Friday’s Wall Street Journal headlines on retail sales were ebullient.
Car Buyers, Online Shoppers Lifted U.S. Retail Sales in December
Spending at restaurants helped with 0.6% gain over holiday season
The text of their reporting was equally enthusiastic.
American consumers finished last year spending at a solid pace, splurging on cars and pouring money into online shopping during the holidays, a sign the economy is on a steady footing as the country prepares for a change in the presidency.
Sales at U.S. retailers rose 0.6% in December from a month earlier, the eighth monthly increase in nine months, helping to extend the economy’s long expansion. Retail sales rose 3.3% in all of 2016, faster than the prior year’s gain of 2.3% and similar to the underlying trend during the expansion.
The report went on to give the presumed reasons for the apparent rise.
Several trends are aligning to support spending. Worker wages have grown more quickly over the past year after a long period of stagnant growth, with average hourly earnings up 2.9% in December from a year earlier, Labor Department figures show. At the same time, living costs—particularly for everyday items such as gasoline—continue to grow modestly, giving people more money for shopping and travel.
Unfortunately, as usual, it missed the mark on factuality. The statement about wage growth is simply not correct.
Then there’s the issue of seasonal adjustment (SA).Like all mainstream outlets the Journal reports only the seasonally adjusted numbers. That number is an attempt to statistically manipulate the data to remove seasonal patterns. We have repeatedly seen how the SA data is often wide of the mark in representing the trend. The initial release often misrepresents the state of the trend entirely. That’s why the government repeatedly revises the data for the current month, not just over the next 2 months, but for 5 years after the fact. They continually fit the SA data to the actual data over time.
Here are the facts, using the actual, not seasonally adjusted data. We measure how the current period did by comparing the annual growth rate looking back a few months. We also use the current month to month change and compare that to recent past years. That shows us how the current month did relative to its usual monthly performance.
December nominal retail sales rose 15.5% from November. Obviously December is the biggest month for retail sales and always has a big jump versus November. In this case, the current December gain was below 2015’s, which had a gain of 16.6%. That suggests a bit of deceleration in the trend. However, the current monthly gain was near the average gain of 15.2% since the beginning of the recovery in December 2009. Is “average” any reason for the media’s enthusiasm?
The annual growth rate was 4.4%, including price increases ( inflation). Again, that was a little slower than November’s annual growth rate of 5.4%. It was slightly better than prior months. But it was well below the strongest growth of 2015 which occurred in February at +6.9%. And it continued a pattern of declining momentum in effect since 2012.

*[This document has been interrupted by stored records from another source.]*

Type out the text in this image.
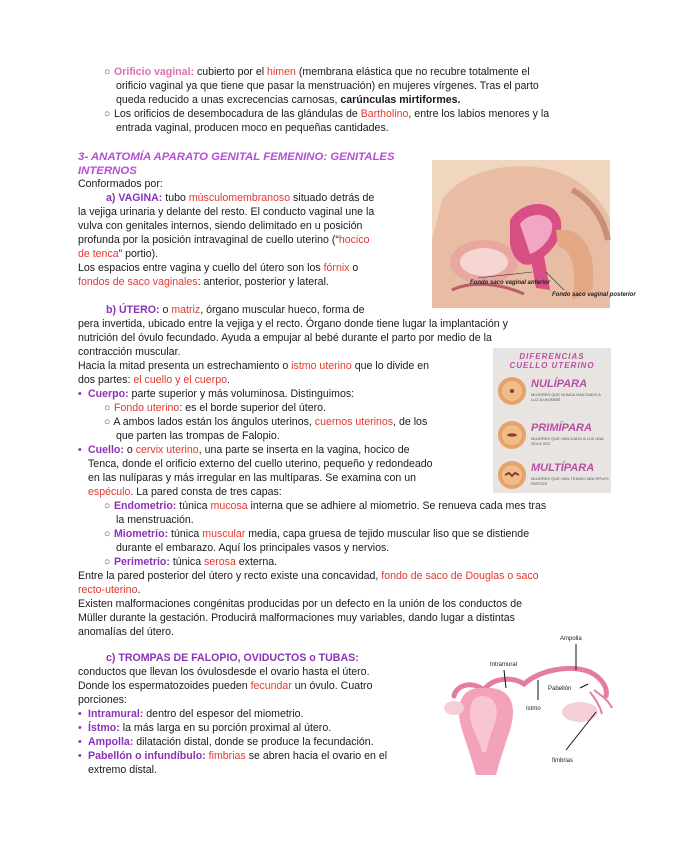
○ Orificio vaginal: cubierto por el himen (membrana elástica que no recubre totalmente el
orificio vaginal ya que tiene que pasar la menstruación) en mujeres vírgenes. Tras el parto
queda reducido a unas excrecencias carnosas, carúnculas mirtiformes.
○ Los orificios de desembocadura de las glándulas de Bartholino, entre los labios menores y la
entrada vaginal, producen moco en pequeñas cantidades.
3- ANATOMÍA APARATO GENITAL FEMENINO: GENITALES
INTERNOS
Conformados por:
a) VAGINA: tubo músculomembranoso situado detrás de
la vejiga urinaria y delante del resto. El conducto vaginal une la
vulva con genitales internos, siendo delimitado en u posición
profunda por la posición intravaginal de cuello uterino (“hocico
de tenca” portio).
Los espacios entre vagina y cuello del útero son los fórnix o
fondos de saco vaginales: anterior, posterior y lateral.	Fondo saco vaginal anterior
Fondo saco vaginal posterior
b) ÚTERO: o matriz, órgano muscular hueco, forma de
pera invertida, ubicado entre la vejiga y el recto. Órgano donde tiene lugar la implantación y
nutrición del óvulo fecundado. Ayuda a empujar al bebé durante el parto por medio de la
contracción muscular.
Hacia la mitad presenta un estrechamiento o istmo uterino que lo divide en
dos partes: el cuello y el cuerpo.
• Cuerpo: parte superior y más voluminosa. Distinguimos:
○ Fondo uterino: es el borde superior del útero.
○ A ambos lados están los ángulos uterinos, cuernos uterinos, de los
que parten las trompas de Falopio.
• Cuello: o cervix uterino, una parte se inserta en la vagina, hocico de
Tenca, donde el orificio externo del cuello uterino, pequeño y redondeado
en las nulíparas y más irregular en las multíparas. Se examina con un
espéculo. La pared consta de tres capas:
○ Endometrio: túnica mucosa interna que se adhiere al miometrio. Se renueva cada mes tras
la menstruación.
○ Miometrio: túnica muscular media, capa gruesa de tejido muscular liso que se distiende
durante el embarazo. Aquí los principales vasos y nervios.
○ Perimetrio: túnica serosa externa.
Entre la pared posterior del útero y recto existe una concavidad, fondo de saco de Douglas o saco
recto-uterino.
Existen malformaciones congénitas producidas por un defecto en la unión de los conductos de
Müller durante la gestación. Producirá malformaciones muy variables, dando lugar a distintas
anomalías del útero.
DIFERENCIAS
CUELLO UTERINO
NULÍPARA
MUJERES QUE NUNCA HAN DADO A LUZ A UN BEBÉ
PRIMÍPARA
MUJERES QUE HAN DADO A LUZ UNA SOLA VEZ
MULTÍPARA
MUJERES QUE HAN TENIDO MÚLTIPLES PARTOS
c) TROMPAS DE FALOPIO, OVIDUCTOS o TUBAS:
conductos que llevan los óvulosdesde el ovario hasta el útero.
Donde los espermatozoides pueden fecundar un óvulo. Cuatro
porciones:
• Intramural: dentro del espesor del miometrio.
• Ístmo: la más larga en su porción proximal al útero.
• Ampolla: dilatación distal, donde se produce la fecundación.
• Pabellón o infundíbulo: fimbrias se abren hacia el ovario en el
extremo distal.
Ampolla
Intramural
Pabellón
Istmo
fimbrias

There’s scant evidence of significant weakening in the trend in 2016. But neither does the data suggest any improvement consistent with the Wall Street Journal’s cheerleading.
None of the reported data accounts for, or even mentions the inflation component. We have shown in other reports how the popular CPI measure understates actual consumer inflation. We can make a judgment on real sales using the Flyover CPI developed by David Stockman.
The Flyover CPI tells us that CPI has typically understated actual consumer inflation by approximately 1% per year in recent years. In both September and October the Flyover CPI showed inflation at 3.6%. CPI growth for those 2 months were reported at 1.5% and 1.6%, while November was at 1.7%.
The gap between the CPI fantasy and reality was even worse than usual in the past 3 months. That’s largely because CPI essentially ignores housing inflation, and underweights health care costs.
If we deflate nominal sales by the Flyover CPI, suddenly the reported gains look far less impressive. The real, inflation adjusted annual increase, is probably around +0.8%.
That’s virtually the same is US population growth. That means that on an inflation adjusted, per capita basis, retail sales have not increased one iota in the past 12 months. Any weakening from this point would suggest recession. It would take the media and the markets many months to figure that out.
Meanwhile, we’ll be on the lookout for it, and will be prepared to get the jump on the trend when it does reverse.